My thought was I'd shoot them while on the 4 wheeler or side by side.

The cows always cluster around the vehicles, cause they figure I'm moving them to fresh grass.

As far as jumping off and grabbing a calf...too old, fat and slow with for that any more.
 
Have never used one but with my small herd, my son has used one several times and two other sons use them frequently. Don't know what style or brand they use.
 
Putting them all through the chute would be about as easy and you can look at all of them so it don't spread from one to the other that way. We always used a drop of combiotic on the eye for pink eye would only take about 2 treatments and they were fine. Put a few CC's in a syringe then remove needle to dispense. One drop is all it takes and no fooling around with puffer bottles that only work half the time and waste the other half. An old Dairy man Vet told us about the combiotic thing 50 years ago. He asked why we were messing with those puffer bottles and all the hassle they were when we could do it the other way with the drop on the eye.
 
I don't know anything about them except I went to a sale once that they used them there. The darts were laying everywhere to step on and little kids were picking them up. I don't particularly like the idea of those things laying everywhere. Another thing I don't think I would like is the cattle will start getting spooked every time they see you coming.
 
I got one and it works good it uses 22 blanks. In my opinion if you are going to be close in get a pneumatic one the 22 hits to hard if close. Happy hunting
 
My thought is shooting out in the field what needs to be shot.
If I had a bad outbreak, I'd call them all up and run them through the chute.
But thats usually not the case...just one or 2 need treated.
And I doubt my cows will get too spooky on me...theyre too well trained to what a 5 gallon bucket means...FEED!
And I somewhat rotational graze, cows get moved every few days, so theyre used to me.
Even when we run them all through the chute for tagging, vaccinating, worming, theyll come in the next day for feed...which is why I grain them the next day, keep them used to coming up when I call
 
My great uncle would feed his cows in the pen which had a smaller second pen in the back then the Shute.he would push them into the second pen to feed them then close the separating gate leaving the outside gate open.around feeding time those calves would come around looking for momma or not nurse.it didnt take but two or three times to get them all coming in then just close the gate. Then always always always let them out through the Shute so they know thats the way out and makes it easier when it comes to doctoring them up
 
I would think that after a couple of shots your cows will begin to shy away from you and the thing will be useless. Better to bring them into the corral randomly with a bucket of feed than have them run from you fearing getting shot at.
 
Medi Dart is the brand of the one I have.

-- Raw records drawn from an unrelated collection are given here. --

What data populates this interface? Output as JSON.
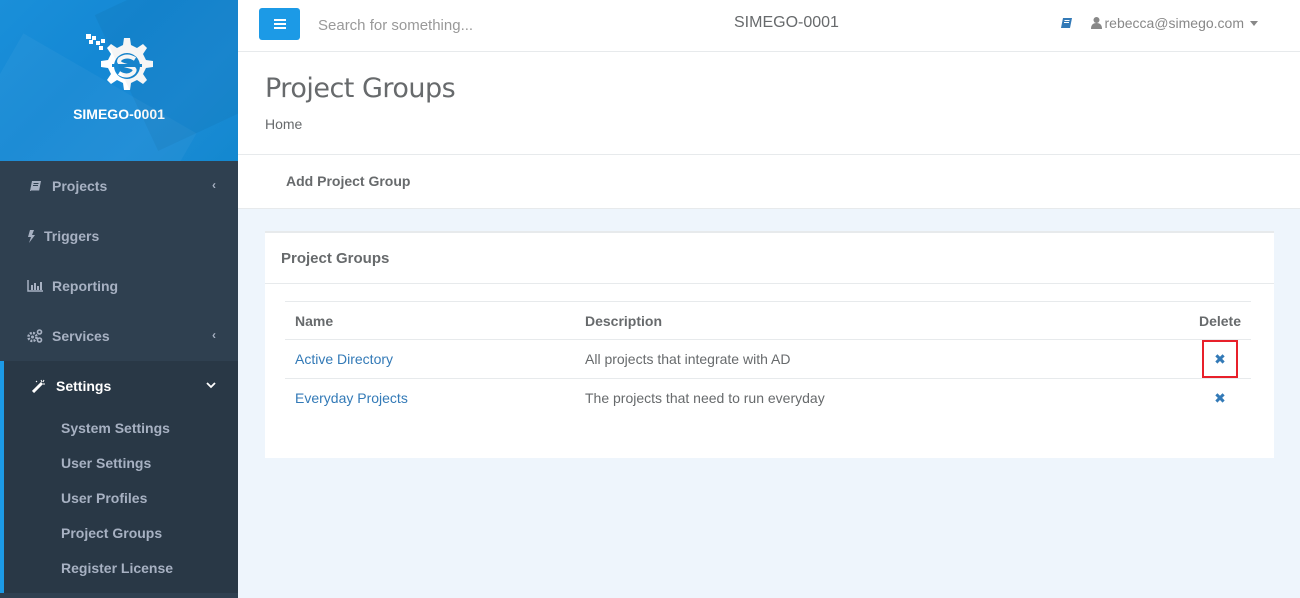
{
  "brand": {
    "name": "SIMEGO-0001",
    "logo_icon": "simego-gear-logo"
  },
  "sidebar": {
    "items": [
      {
        "label": "Projects",
        "icon": "book-icon",
        "has_arrow": true,
        "arrow": "‹"
      },
      {
        "label": "Triggers",
        "icon": "bolt-icon",
        "has_arrow": false
      },
      {
        "label": "Reporting",
        "icon": "bar-chart-icon",
        "has_arrow": false
      },
      {
        "label": "Services",
        "icon": "cogs-icon",
        "has_arrow": true,
        "arrow": "‹"
      },
      {
        "label": "Settings",
        "icon": "magic-wand-icon",
        "has_arrow": true,
        "arrow": "⌄",
        "active": true
      }
    ],
    "settings_subitems": [
      "System Settings",
      "User Settings",
      "User Profiles",
      "Project Groups",
      "Register License"
    ]
  },
  "topbar": {
    "menu_icon": "hamburger-icon",
    "search_placeholder": "Search for something...",
    "title": "SIMEGO-0001",
    "help_icon": "book-icon",
    "user_email": "rebecca@simego.com"
  },
  "page": {
    "title": "Project Groups",
    "breadcrumb": "Home",
    "add_button": "Add Project Group"
  },
  "panel": {
    "title": "Project Groups",
    "columns": [
      "Name",
      "Description",
      "Delete"
    ],
    "rows": [
      {
        "name": "Active Directory",
        "description": "All projects that integrate with AD",
        "delete_icon": "✖"
      },
      {
        "name": "Everyday Projects",
        "description": "The projects that need to run everyday",
        "delete_icon": "✖"
      }
    ]
  },
  "colors": {
    "accent": "#1c9ae6",
    "sidebar_bg": "#2f4050",
    "link": "#337ab7",
    "highlight": "#e8202a"
  }
}
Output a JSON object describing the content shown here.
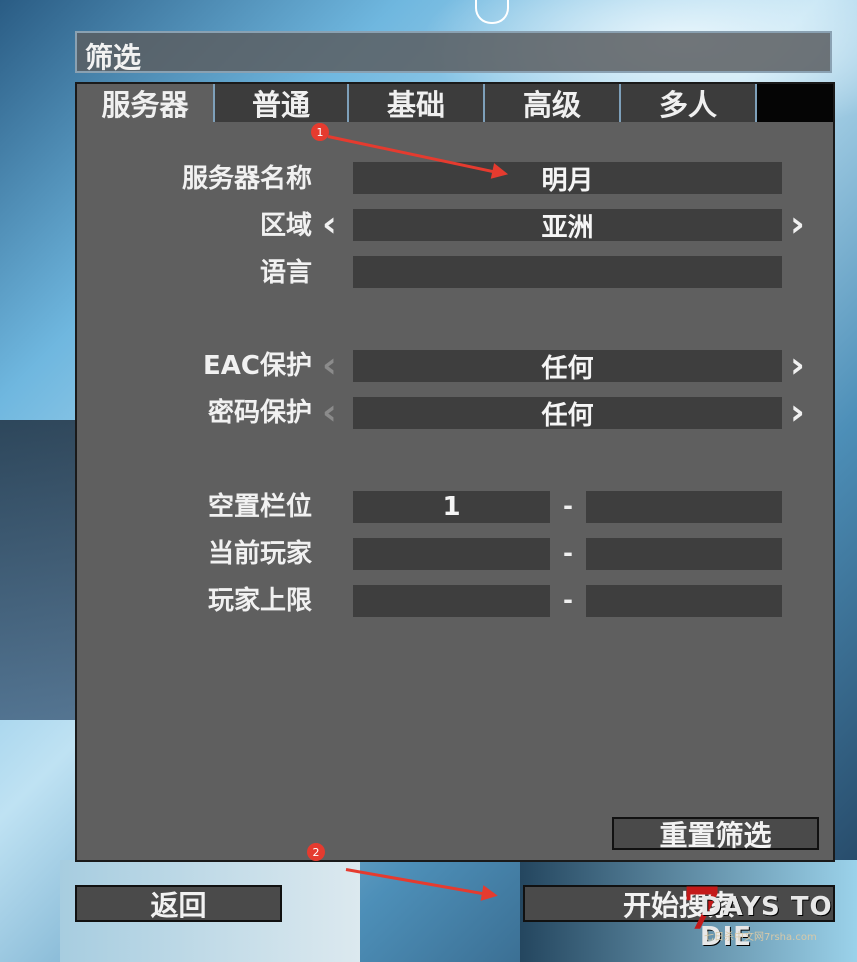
{
  "window": {
    "title": "筛选"
  },
  "tabs": [
    {
      "label": "服务器",
      "active": true
    },
    {
      "label": "普通",
      "active": false
    },
    {
      "label": "基础",
      "active": false
    },
    {
      "label": "高级",
      "active": false
    },
    {
      "label": "多人",
      "active": false
    }
  ],
  "fields": {
    "server_name": {
      "label": "服务器名称",
      "value": "明月"
    },
    "region": {
      "label": "区域",
      "value": "亚洲"
    },
    "language": {
      "label": "语言",
      "value": ""
    },
    "eac": {
      "label": "EAC保护",
      "value": "任何"
    },
    "password": {
      "label": "密码保护",
      "value": "任何"
    },
    "free_slots": {
      "label": "空置栏位",
      "min": "1",
      "max": "",
      "separator": "-"
    },
    "current_players": {
      "label": "当前玩家",
      "min": "",
      "max": "",
      "separator": "-"
    },
    "max_players": {
      "label": "玩家上限",
      "min": "",
      "max": "",
      "separator": "-"
    }
  },
  "buttons": {
    "reset": "重置筛选",
    "back": "返回",
    "start_search": "开始搜索"
  },
  "annotations": {
    "badge1": "1",
    "badge2": "2"
  },
  "logo": {
    "numeral": "7",
    "text": "DAYS TO DIE",
    "subtitle": "七日杀中文网7rsha.com"
  },
  "colors": {
    "panel": "#5f5f5f",
    "field": "#3e3e3e",
    "tab_border": "#7ea0ba",
    "annotation": "#e53b2f"
  }
}
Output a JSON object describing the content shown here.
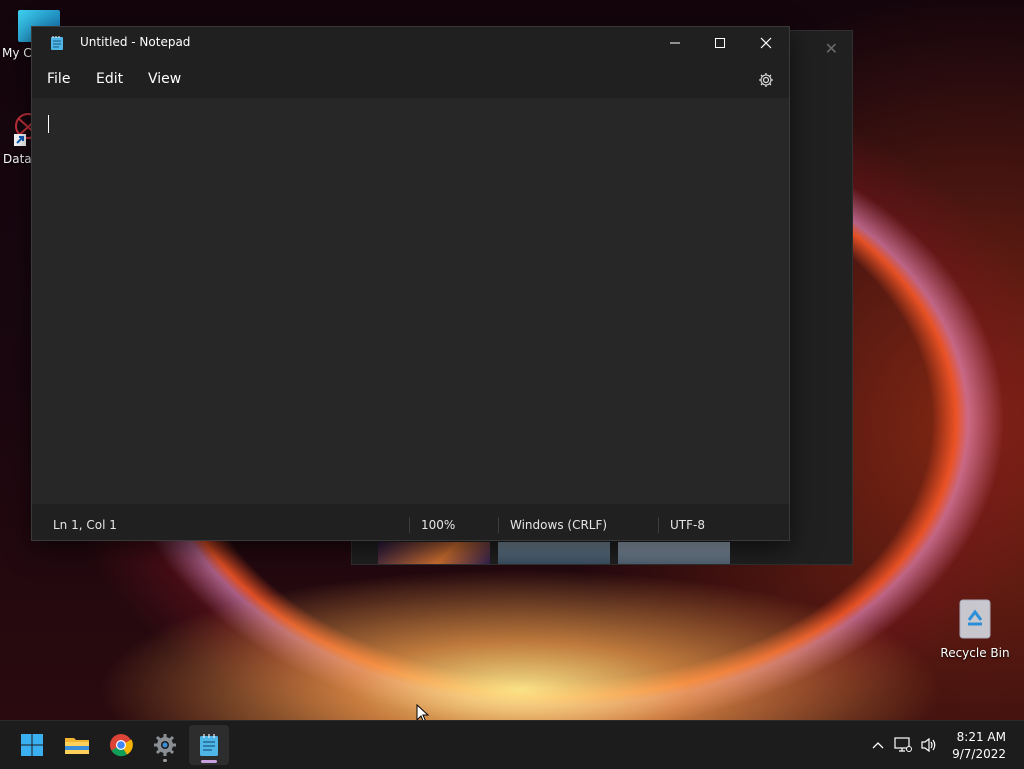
{
  "desktop": {
    "icons": [
      {
        "label": "My Co"
      },
      {
        "label": "DataW"
      },
      {
        "label": "Recycle Bin"
      }
    ]
  },
  "notepad": {
    "title": "Untitled - Notepad",
    "menu": [
      "File",
      "Edit",
      "View"
    ],
    "status": {
      "position": "Ln 1, Col 1",
      "zoom": "100%",
      "line_endings": "Windows (CRLF)",
      "encoding": "UTF-8"
    }
  },
  "taskbar": {
    "apps": [
      "start-icon",
      "file-explorer-icon",
      "chrome-icon",
      "settings-icon",
      "notepad-icon"
    ],
    "clock": {
      "time": "8:21 AM",
      "date": "9/7/2022"
    }
  },
  "colors": {
    "accent": "#c8a0e0",
    "window_bg": "#202020",
    "editor_bg": "#272727",
    "taskbar_bg": "#1c1c1c"
  }
}
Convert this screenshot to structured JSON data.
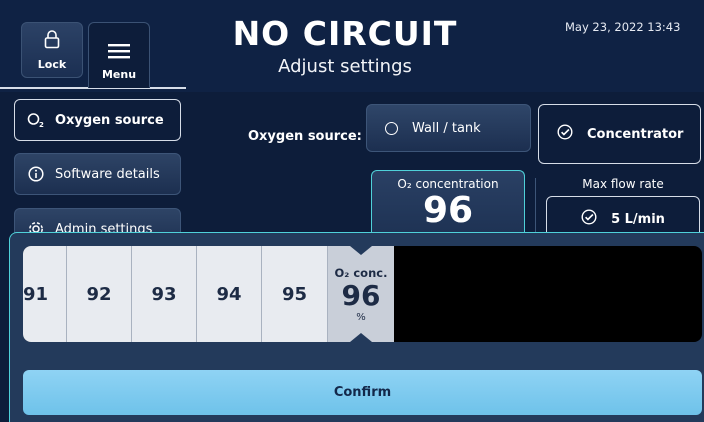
{
  "header": {
    "lock_label": "Lock",
    "menu_label": "Menu",
    "title": "NO CIRCUIT",
    "subtitle": "Adjust settings",
    "datetime": "May 23, 2022 13:43"
  },
  "sidebar": {
    "items": [
      {
        "label": "Oxygen source",
        "icon": "o2-icon",
        "active": true
      },
      {
        "label": "Software details",
        "icon": "info-icon",
        "active": false
      },
      {
        "label": "Admin settings",
        "icon": "gear-icon",
        "active": false
      }
    ]
  },
  "oxygen_source": {
    "label": "Oxygen source:",
    "options": [
      {
        "label": "Wall / tank",
        "selected": false
      },
      {
        "label": "Concentrator",
        "selected": true
      }
    ]
  },
  "o2_concentration": {
    "label": "O₂ concentration",
    "value": "96",
    "unit": "%"
  },
  "max_flow": {
    "label": "Max flow rate",
    "value": "5 L/min"
  },
  "picker": {
    "values": [
      "91",
      "92",
      "93",
      "94",
      "95"
    ],
    "selected": {
      "label": "O₂ conc.",
      "value": "96",
      "unit": "%"
    }
  },
  "confirm_label": "Confirm",
  "colors": {
    "background": "#0d1d3a",
    "accent": "#4fd1d9",
    "confirm": "#8fd3f4"
  }
}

It comes with a crossbow to shoot it, they also make a version that goes on the end of a long pole.

I think it holds about 30 cc, you fill the syringe on the end, screw it onto the arrow that has a built in air chamber then use a hand pump to charge the air chamber.

When everything works right, on contact with the animal as the needle penetrates the hide it pushes back a release arm and the air charge moves the plunger forward to inject the medicine.
When it reaches the end of its travel it pushes the release arm forward and the arrow/syringe drops to the ground.

Often I would just walk up to a cow out on pasture and poke it by hand.
Our cows were quiet enough that it worked fine the first time you treated them.
If you had to treat the same cow a second time you needed to use the crossbow as by then they learned what that orange poky thing in your hand was and would try to avoid you.

Way more convenient than trying to bring them all back a mile or two to the handling facilities to treat one or two.

Probably only used it a couple of dozen times in the 15 years I have had it but it definitely was money well spent.